Une analyse de la situation administrative a extrait les dépendances fonctionnelles suivantes :
N_ETUDIANT -> NOM_ETUDIANT, PRENOM_ETUDIANT, ADRESSE
N_ENSEIGNANT -> NOM_ENSEIGNANT, PRENOM_ENSEIGNANT
COD_MOD -> DIPLOME, MATIERE
DIPLOME, MATIERE -> COD_MOD
SALLE, JOUR, HEURE -> N_TD, COD_MOD
COD_MOD, N_TD -> SALLE, JOUR, HEURE, N_ENSEIGNANT
COD_MOD, N_ETUDIANT -> N_TD, DATE_INSCRIPTION
N_ENSEIGNANT, JOUR, HEURE -> SALLE
N_ETUDIANT, JOUR, HEURE -> SALLE
SALLE, JOUR, HEURE -> N_ENSEIGNANT
N_ETUDIANT, COD_MOD, N_TD -> SALLE, JOUR, HEURE
On considère maintenant la décomposition :
ENSEIGNEMENT (N_TD, COD_MOD, JOUR, HEURE, SALLE, N_ENSEIGNANT,
NOM_ENSEIGNANT, PRENOM_ENSEIGNANT)
INSCRIPTION (N_ETUDIANT, NOM_ETUDIANT, PRENOM_ETUDIANT, ADRESSE, COD_MOD, DIPLOME, MATIERE, DATE_INSCRIPTION, N_TD)

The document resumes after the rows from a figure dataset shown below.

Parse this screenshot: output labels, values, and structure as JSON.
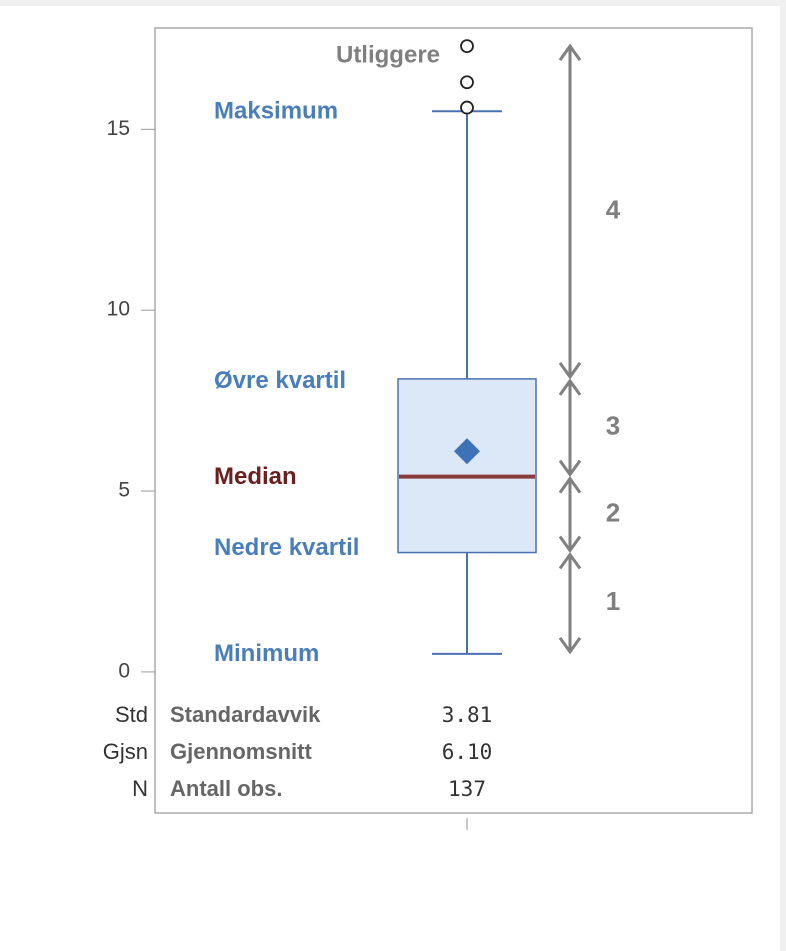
{
  "chart_data": {
    "type": "box",
    "ylim": [
      -3.9,
      17.8
    ],
    "yticks": [
      0,
      5,
      10,
      15
    ],
    "min": 0.5,
    "q1": 3.3,
    "median": 5.4,
    "q3": 8.1,
    "max": 15.5,
    "mean": 6.1,
    "outliers": [
      15.6,
      16.3,
      17.3
    ],
    "box_color": "#4a72b0",
    "box_fill": "#dce8f8",
    "median_color": "#8b3a3a",
    "annotations": {
      "outliers": "Utliggere",
      "max": "Maksimum",
      "q3": "Øvre kvartil",
      "median": "Median",
      "q1": "Nedre kvartil",
      "min": "Minimum"
    },
    "intervals": [
      "1",
      "2",
      "3",
      "4"
    ],
    "stats": [
      {
        "abbr": "Std",
        "name": "Standardavvik",
        "value": "3.81"
      },
      {
        "abbr": "Gjsn",
        "name": "Gjennomsnitt",
        "value": "6.10"
      },
      {
        "abbr": "N",
        "name": "Antall obs.",
        "value": "137"
      }
    ]
  }
}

On considère maintenant la décomposition en trois tables :
ENS_PLANNING (N_ENSEIGNANT, NOM_ENSEIGNANT, PRENOM_ENSEIGNANT, JOUR, HEURE,N_TD,CODE_MOD)
ENS_SALLE (N_ENSEIGNANT, JOUR, HEURE, SALLE)
ETU_INSCRIPTION (N_ETUDIANT, NOM_ETUDIANT, PRENOM_ETUDIANT,
ADRESSE, N_TD, CODE_MOD, DATE_INSCRIPTION, DIPLOME, MATIERE)
ETU_PLANNING (N_ETUDIANT, JOUR, HEURE, CODE_MOD)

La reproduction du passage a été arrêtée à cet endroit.